The family of which Sedgwick R. and David D. Leap, of Penn Grove, are worthy representatives, is of German extraction, and many of the sterling qualities of that sturdy, independent, self-respecting race have been inherited by these brothers. They and their father before them have been identified with mercantile pursuits for many decades, and have borne a reputation for integrity and business honor which greatly redounds to their credit.


John P. Leap, the father, was a blacksmith by trade, and followed that calling at Sculltown (now known as Auburn) until about 1840. He then established a general merchandising business there and carried it on success- fully for some eight years. Believing that better opportunities for progress were to be found in Penn Grove, he removed his store hither, and in 1848, having placed his affairs on a good basis, he retired in favor of his sons, Sedgwick R. and David D., who had assisted him since their boyhood and were now fully competent to manage the business. He lived a few years longer and was in his sixtieth year at the time of his death, in 1859. His widow, whose maiden name was Eunice Dennis, survived him a quarter of a century, and was eighty-three years old when summoned to the better land. Of their children four are yet living, namely: Sarah, the widow of John M. Biddle; Sedgwick R., David D. and Charles, the latter a farmer of Upper Penn's Neck township. James, John P., George and Henrietta are deceased.
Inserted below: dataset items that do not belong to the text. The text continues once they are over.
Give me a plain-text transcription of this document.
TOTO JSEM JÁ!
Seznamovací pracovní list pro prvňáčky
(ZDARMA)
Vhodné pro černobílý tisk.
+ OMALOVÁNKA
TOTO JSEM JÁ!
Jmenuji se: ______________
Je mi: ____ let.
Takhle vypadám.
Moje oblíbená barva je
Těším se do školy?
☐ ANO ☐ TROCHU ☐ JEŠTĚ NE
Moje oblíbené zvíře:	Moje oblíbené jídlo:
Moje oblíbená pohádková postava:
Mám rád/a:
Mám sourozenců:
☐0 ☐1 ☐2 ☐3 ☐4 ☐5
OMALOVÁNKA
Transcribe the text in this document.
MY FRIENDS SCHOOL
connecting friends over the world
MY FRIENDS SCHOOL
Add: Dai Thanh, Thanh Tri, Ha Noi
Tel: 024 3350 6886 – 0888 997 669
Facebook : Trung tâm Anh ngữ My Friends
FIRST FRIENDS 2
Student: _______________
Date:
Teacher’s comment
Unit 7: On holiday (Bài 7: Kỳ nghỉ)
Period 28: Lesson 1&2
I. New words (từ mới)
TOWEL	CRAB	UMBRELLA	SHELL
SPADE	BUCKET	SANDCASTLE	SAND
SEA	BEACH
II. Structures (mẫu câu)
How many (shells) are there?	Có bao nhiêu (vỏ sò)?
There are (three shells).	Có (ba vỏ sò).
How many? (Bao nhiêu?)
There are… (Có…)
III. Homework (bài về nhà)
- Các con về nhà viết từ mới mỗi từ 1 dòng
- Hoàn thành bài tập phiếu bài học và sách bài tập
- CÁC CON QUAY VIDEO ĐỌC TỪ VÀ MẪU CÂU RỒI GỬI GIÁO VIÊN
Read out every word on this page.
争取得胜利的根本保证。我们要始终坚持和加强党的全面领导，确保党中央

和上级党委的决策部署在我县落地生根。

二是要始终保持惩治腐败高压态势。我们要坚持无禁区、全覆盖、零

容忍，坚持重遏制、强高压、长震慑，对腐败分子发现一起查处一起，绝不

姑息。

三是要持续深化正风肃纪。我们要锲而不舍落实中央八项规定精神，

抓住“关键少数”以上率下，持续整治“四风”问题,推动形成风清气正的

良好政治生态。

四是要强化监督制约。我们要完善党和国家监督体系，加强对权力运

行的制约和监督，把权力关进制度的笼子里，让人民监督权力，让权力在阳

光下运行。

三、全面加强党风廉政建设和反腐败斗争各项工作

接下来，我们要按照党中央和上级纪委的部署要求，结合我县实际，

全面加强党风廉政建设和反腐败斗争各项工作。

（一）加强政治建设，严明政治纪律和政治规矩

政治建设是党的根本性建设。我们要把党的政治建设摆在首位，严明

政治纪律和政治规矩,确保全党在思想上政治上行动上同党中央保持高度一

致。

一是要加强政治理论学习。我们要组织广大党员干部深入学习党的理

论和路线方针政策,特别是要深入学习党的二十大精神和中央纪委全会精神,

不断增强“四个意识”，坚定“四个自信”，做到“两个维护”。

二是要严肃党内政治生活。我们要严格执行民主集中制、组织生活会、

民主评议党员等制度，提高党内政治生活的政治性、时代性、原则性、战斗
Sedgwick R. Leap was born in the town of Auburn, Salem county, in 1830, and, as stated previously, he early commenced working in his father's store, which at first was a very small one, barely twelve by sixteen feet in dimensions. Later, from 1858 to 1888, a story-and-a-half cottage served the firm as a store, but in the year last mentioned a commodious structure, seventy by seventy feet in dimensions, with a residence attached, was built. This afforded ample accommodations for a large and well selected stock of goods, such as is always kept by the enterprising proprietors. In 1885 John P., our subject's only son, was taken into partnership with him, and they are prospering even beyond their expectations.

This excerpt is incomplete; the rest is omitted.